There is one drawback of the solution: if you have a large number of T
generic instantiations then TypeLocal
must maintain the large array. However, I'm expecting that the actual number of T
variations is of tens.
Also, I'm not pretty sure that that guys from .NET Team will approve that API because its use case is very specific. If this will not happen, I can suggest to move the implementation of this data structure to .NEXT library which is a part of the .NET Foundation.
P.S.: struct in my example is just a way to remove the indirection. Probably, the best choice for TypeLocal
is class.
Thanks for your help @sakno , I implemented a similar workaround, but yours is better, in that you were able to figure out how to encapsulate it into a TypeLocal
class. So I will use your solution.
I do think that a runtime native solution would be greatly beneficial: as, besides the space inefficiencies you mentioned, your benchmark shows that in some circumstances it's still a 35x performance increase using the Static vs the Array solution.

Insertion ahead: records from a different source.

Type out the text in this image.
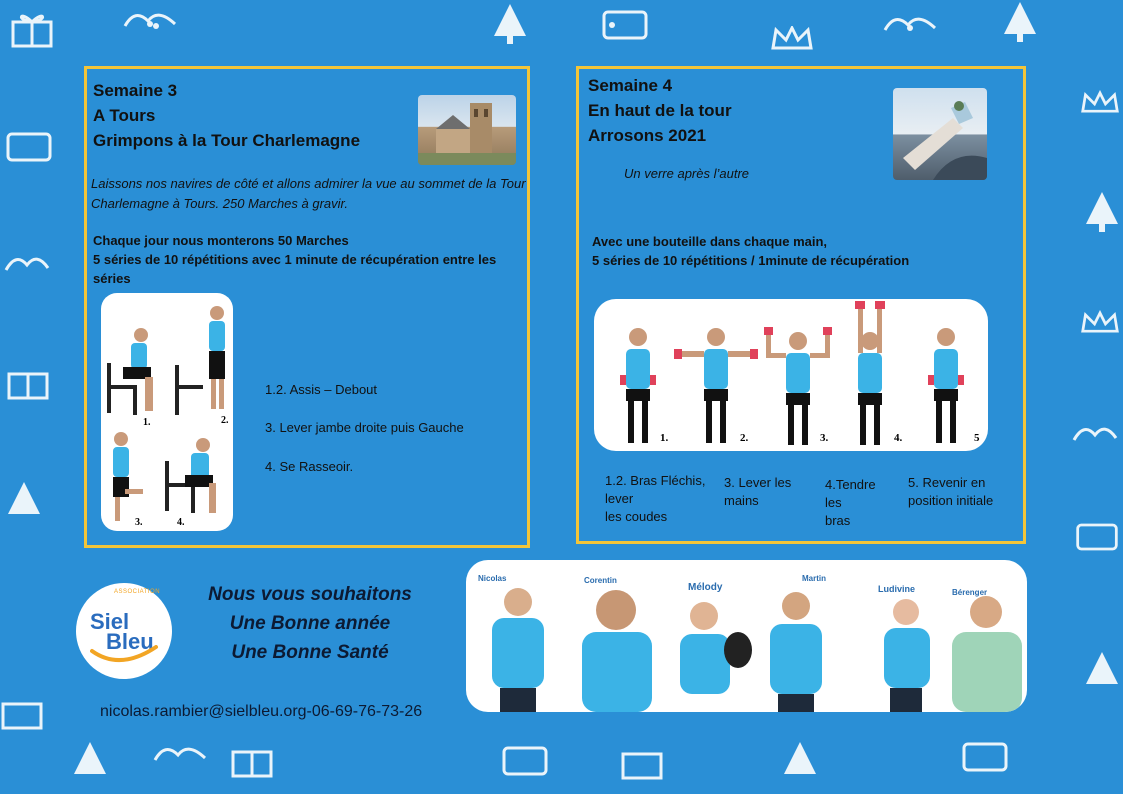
Semaine 3
A Tours
Grimpons à la Tour Charlemagne
Laissons nos navires de côté et allons admirer la vue au sommet de la Tour Charlemagne à Tours. 250 Marches à gravir.
Chaque jour nous monterons 50 Marches
5 séries de 10 répétitions avec 1 minute de récupération entre les séries
1.	2.
3.	4.
1.2. Assis – Debout
3. Lever jambe droite puis Gauche
4. Se Rasseoir.
Semaine 4
En haut de la tour
Arrosons 2021
Un verre après l’autre
Avec une bouteille dans chaque main,
5 séries de 10 répétitions / 1minute de récupération
1.	2.	3.	4.	5
1.2. Bras Fléchis,
lever
les coudes
3. Lever les
mains
4.Tendre
les
bras
5. Revenir en
position initiale
ASSOCIATION
Siel
Bleu
Nous vous souhaitons
Une Bonne année
Une Bonne Santé
nicolas.rambier@sielbleu.org-06-69-76-73-26
Nicolas	Corentin
Mélody
Martin
Ludivine	Bérenger
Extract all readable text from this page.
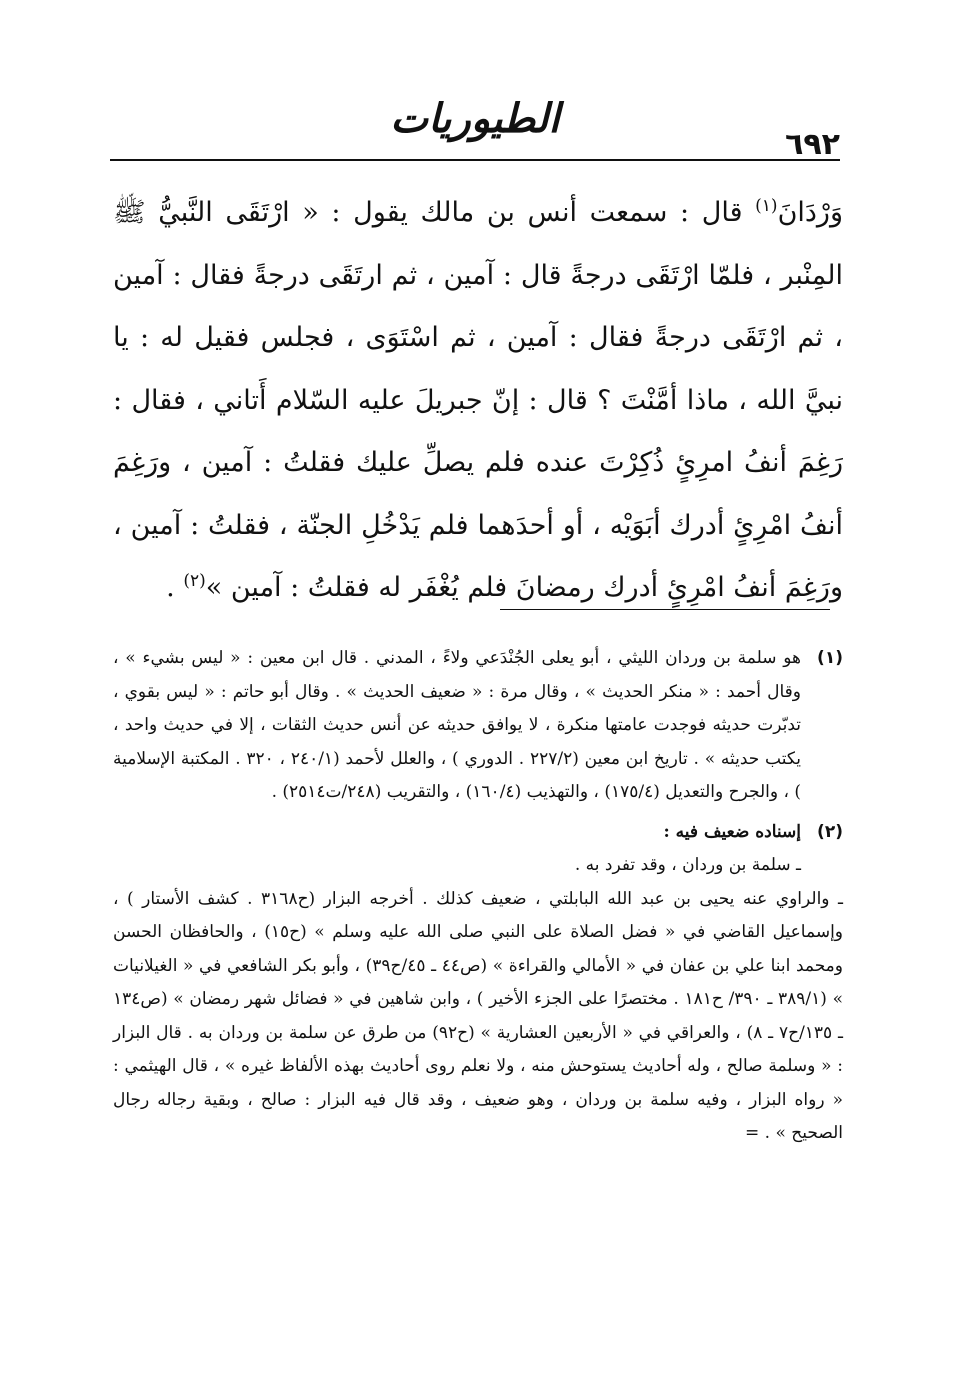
٦٩٢
الطيوريات

وَرْدَانَ$^{(١)}$ قال : سمعت أنس بن مالك يقول : « ارْتَقَى النَّبيُّ ﷺ المِنْبر ، فلمّا ارْتَقَى درجةً قال : آمين ، ثم ارتَقَى درجةً فقال : آمين ، ثم ارْتَقَى درجةً فقال : آمين ، ثم اسْتَوَى ، فجلس فقيل له : يا نبيَّ الله ، ماذا أمَّنْتَ ؟ قال : إنّ جبريلَ عليه السّلام أَتاني ، فقال : رَغِمَ أنفُ امرِئٍ ذُكِرْتَ عنده فلم يصلِّ عليك فقلتُ : آمين ، ورَغِمَ أنفُ امْرِئٍ أدرك أبَوَيْه ، أو أحدَهما فلم يَدْخُلِ الجنّة ، فقلتُ : آمين ، ورَغِمَ أنفُ امْرِئٍ أدرك رمضانَ فلم يُغْفَر له فقلتُ : آمين »$^{(٢)}$ .

(١)
هو سلمة بن وردان الليثي ، أبو يعلى الجُنْدَعي ولاءً ، المدني . قال ابن معين : « ليس بشيء » ، وقال أحمد : « منكر الحديث » ، وقال مرة : « ضعيف الحديث » . وقال أبو حاتم : « ليس بقوي ، تدبّرت حديثه فوجدت عامتها منكرة ، لا يوافق حديثه عن أنس حديث الثقات ، إلا في حديث واحد ، يكتب حديثه » . تاريخ ابن معين (٢٢٧/٢ . الدوري ) ، والعلل لأحمد (٢٤٠/١ ، ٣٢٠ . المكتبة الإسلامية ) ، والجرح والتعديل (١٧٥/٤) ، والتهذيب (١٦٠/٤) ، والتقريب (٢٤٨/ت٢٥١٤) .
(٢)

إسناده ضعيف فيه :

ـ سلمة بن وردان ، وقد تفرد به .

ـ والراوي عنه يحيى بن عبد الله البابلتي ، ضعيف كذلك . أخرجه البزار (ح٣١٦٨ . كشف الأستار ) ، وإسماعيل القاضي في « فضل الصلاة على النبي صلى الله عليه وسلم » (ح١٥) ، والحافظان الحسن ومحمد ابنا علي بن عفان في « الأمالي والقراءة » (ص٤٤ ـ ٤٥/ح٣٩) ، وأبو بكر الشافعي في « الغيلانيات » (٣٨٩/١ ـ ٣٩٠/ ح١٨١ . مختصرًا على الجزء الأخير ) ، وابن شاهين في « فضائل شهر رمضان » (ص١٣٤ ـ ١٣٥/ح٧ ـ ٨) ، والعراقي في « الأربعين العشارية » (ح٩٢) من طرق عن سلمة بن وردان به . قال البزار : « وسلمة صالح ، وله أحاديث يستوحش منه ، ولا نعلم روى أحاديث بهذه الألفاظ غيره » ، قال الهيثمي : « رواه البزار ، وفيه سلمة بن وردان ، وهو ضعيف ، وقد قال فيه البزار : صالح ، وبقية رجاله رجال الصحيح » . =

I do think that a runtime native solution would be greatly beneficial
There is no magic and CLR/C++ level. The solution still requires array-like data structure, no matter in which language it is implemented. IMO, ~ 1.6 ns is a very good result. Get<T>
will be translated by JIT to a few assembly instructions. In other words, its overhead is equal to the array access without bounds check. I'm not sure that there is a room for further improvements.
Here is another way. :)
public static class StaticGenericDictionary
{
private static class TypeStore<TTypeKey, TTypeValue> where TTypeValue : unmanaged // prevents reference type using this, also checks the fields. reduces usages to specialized structs and integrals.
{
internal static TTypeValue Value = default!;
}
public static TTypeValue Get<TTypeKey, TTypeValue>() => TypeStore<TTypeKey, TTypeValue>.Value;
public static void Set<TTypeKey, TTypeValue>(TTypeValue value) => TypeStore<TTypeKey, TTypeValue>.Value = value;
}
@jasonswearingen I know this post is kind of old, but DotNext provides a couple of different type map implementations and their documentation links here. Might be worth you giving it a look.